= García de Eugui =

García de Eugui (died 1408) was a Navarrese clergyman, diplomat and historian. He was the confessor of two successive kings, Charles II and Charles III, from 1375 until 1407. In this capacity he was entrusted with many diplomatic missions. An adherent of the Avignon Papacy during the Great Schism, he served that cause as the bishop of Bayonne in exile from 1384.

He wrote a history of Spain entitled Crónica d'Espayña.

==Life==
On 28 December 1359, García received from the infante Louis a scholarship to study in Castile. He was at that time already a member of the Order of Saint Augustine. He had completed his education by 1370, when he was prior and lecturer in theology of the Augustinian house in Pamplona.

In 1375, Eugui succeeded Pierre de Saint-Martin as the confessor of Charles II. He was the first native of Navarre to hold this position under the House of Évreux. He was with Charles in Normandy in 1378, when Charles dispatched him to Navarre with a message for the queen. On 26 June 1378, he delivered 20,000 Aragonese florins to Pedro Manrique, Castilian governor of Logroño, who was to hand over his castle to Navarre. In fact, Manrique was attempting to capture Charles II. The result of these failed gambits was war between Castile and Navarre. Nevertheless, Eugui undertook several diplomatic missions to Castile between 1381 and 1385.

In 1382, following the death of Bishop Barthélémy de La Rivière, Charles II sought the see of Bayonne for Eugui. Pedro de Zumálaga was elected instead, but died soon after. On 12 February 1384, the Avignon pope Clement VII appointed Eugui bishop. As Gascony was under English rule and the English did not recognize the Avignon pope, Eugui was unable to enter Bayonne. He therefore resided in Saint-Jean-Pied-de-Port and governed what part of his diocese he could.

Eugui was present at the signing of the Treaty of Estella on 1 January 1386, which restored territories Navarre had lost in the 1378–1379 war. When Charles II died a year later, he was the executor of his will. He also served as alférez for the three weeks it took Charles III to arrive in Navarre after his father's death. In 1388, he travelled to Castile. He attended Charles III's coronation in Pamplona on 13 February 1390.

On 3 December 1405 in Olite, Eugui officiated the marriage of Charles's heiress, Joan, and the heir of the county of Foix, John. He continued as confessor to Charles III until March 1407. He was succeeded by Diego de Dicastillo later that year. He died in 1408.

==Works==
Eugui wrote a history of Spain entitled Crónica d'Espayña. It has twice been printed in modern times. Scholars are divided over whether Eugui wrote mainly in the 1360s or 1390s. There are nine surviving manuscripts of the Crónica. Its language is Navarrese Romance with Castilian characteristics.

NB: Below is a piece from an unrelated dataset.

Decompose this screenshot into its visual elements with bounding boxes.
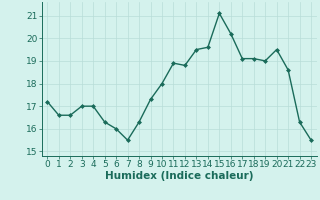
X-axis label: Humidex (Indice chaleur): Humidex (Indice chaleur) [105, 171, 253, 181]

The Crónica consists of two distinct parts, the history of Spain which takes up 130 folios in the earliest manuscript and a genealogy of the kings of Navarre, which takes up a further eight folios. In a brief opening statement, Eugui identifies himself and describes his work as being about the deeds done in Spain in the past according to old books. He refers to his work as canonicas, perhaps as 'canons' on which to base a more detailed exposition. The Crónica begins with Creation and ends with the death of Charles II in 1387, although the last years of his reign are not covered. It dates events by the Spanish era.

Eugui's main sources are Rodrigo Jiménez de Rada's De rebus Hispaniae and the Alfonsine Estoria de España. He supplements these for the earlier period with Isidore of Seville's Historia Gothorum and Orosius' History Against the Pagans. For the Roman period, he condenses his source material into a series of chapters on each reign, limiting himself to military, Christian and Spanish events. For later periods, he selectively highlights Navarrese material without turning the chronicle into a history of Navarre. The genealogy at the end recapitulates the reign of Sancho the Great and the Battle of Las Navas de Tolosa, the two outstanding moments in Navarrese history. It gives a genealogy from Íñigo Arista to Charles II.

The Crónica was used as a source by Charles, Prince of Viana, and by Pedro de Valencia.